In Tech PR: Are You Blogging, Blabbing or Bragging?
Is there a right or wrong way to blog? Not when it’s personal. But in tech — an arena driven by engineering and science, which in turn proceed from factual evidence and rules — people expect more. By this definition, a key shortcoming of many tech “blogs” is that they’re not blogs, at all. They’re “blabs” or “brags.”
Good tech blogs:
- Always have a point
- State the point succinctly and simply in the opening lines
- Make the point relative to a specific audience
- Adapt it to the medium — text, audio and video have different requirements
- Impart practical, actionable value
Those are the rules. When you blog — whether in text, podcast or video — follow these rules scientifically. When done, review your work against this checklist: Did you make your point up front? Was it concise and simple? Did it fit the medium? Will people care? And why will they care — Did you say something useful?
Blabs and brags are self-explanatory, but herewith some examples in case any remain in doubt.
Blabbing
Blabs are long, pointless rambles, often strewn with arcane tech terms the author assumes others understand. The worst such I ever encountered: a 30-minute podcast on business intelligence and predictive analytics. The topic was fine — one I happen to love. But the author ruined his podcast by spewing acronyms and reciting long lists of tech specs. By the time he’d reached item #4 on a list, I’d long forgotten #1 and #2. What killed me most: I recognized the text as something I myself had composed, for a marketing brochure. He was reading it verbatim. Worked fine in the original as a physical hand-out with text, charts & diagrams, but in audio it tortured the ear.
Bragging
There are all manner of “brags,” each insufferable in its own way. The more obvious are those that make no effort to disguise their self-serving nature. Rather than impress, they bore and alienate. Classics:
- “I’m speaking at XYZ Conference today — don’t miss it!”
- “We won an award for best widget.”
- “We displayed our brilliance/prowess by winning ABC client.”
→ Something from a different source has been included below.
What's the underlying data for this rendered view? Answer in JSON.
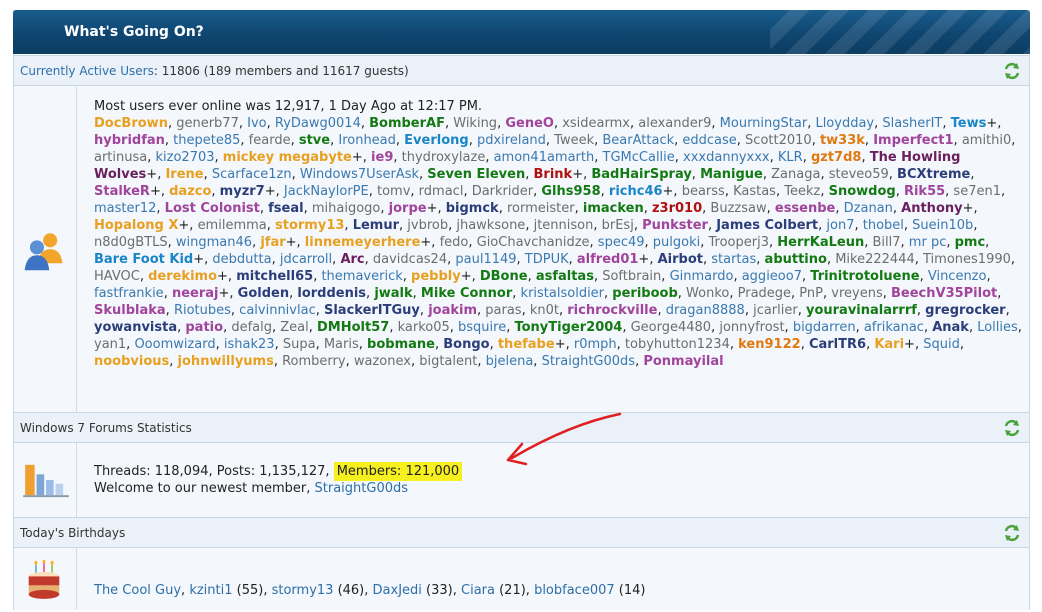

- “We proved our indispensable value by partnering with Excelsior Corp.”
- “We set an industry benchmark by launching our proprietary standards.”
The less obvious (and more sinister) are those that latch onto a major trend/issue/problem to lure the audience, then cleverly “reverse engineer” the company’s own product or service as the solution — without honestly acknowledging that they’re selling vs. informing. It’s just a brag.
Nobody’s fooled. Even my toddler grandchildren know the difference between receiving a toy for free vs. getting one with strings attached.
Some brags may work as news, where we expect a company to tout its brilliance and success. They’re not blogs. In a way, blogs are the 21st century equivalent of a newspaper advice column. They are, or should be, designed to help.
What About Timing?
Is there a best day or time to post a blog? Maybe so, but I don’t know (or much care at the moment) to know what it is, as evidenced by my posting this blog on a Sunday morning.
I hear/read this sort of thing all the time: “For best results in driving traffic to your site, post on a Tuesday at 9am,” or whenever. And maybe that’s so and I’ll be proven wrong in the next five minutes, hours or days — when you show me the rules for the right time to post. Until then, I’ll continue to time blogs on the principle that when you endeavor to say, speak or show something of genuine value, it’s timeless. When people need it, they’ll find it. That’s a fact, not a blab or brag.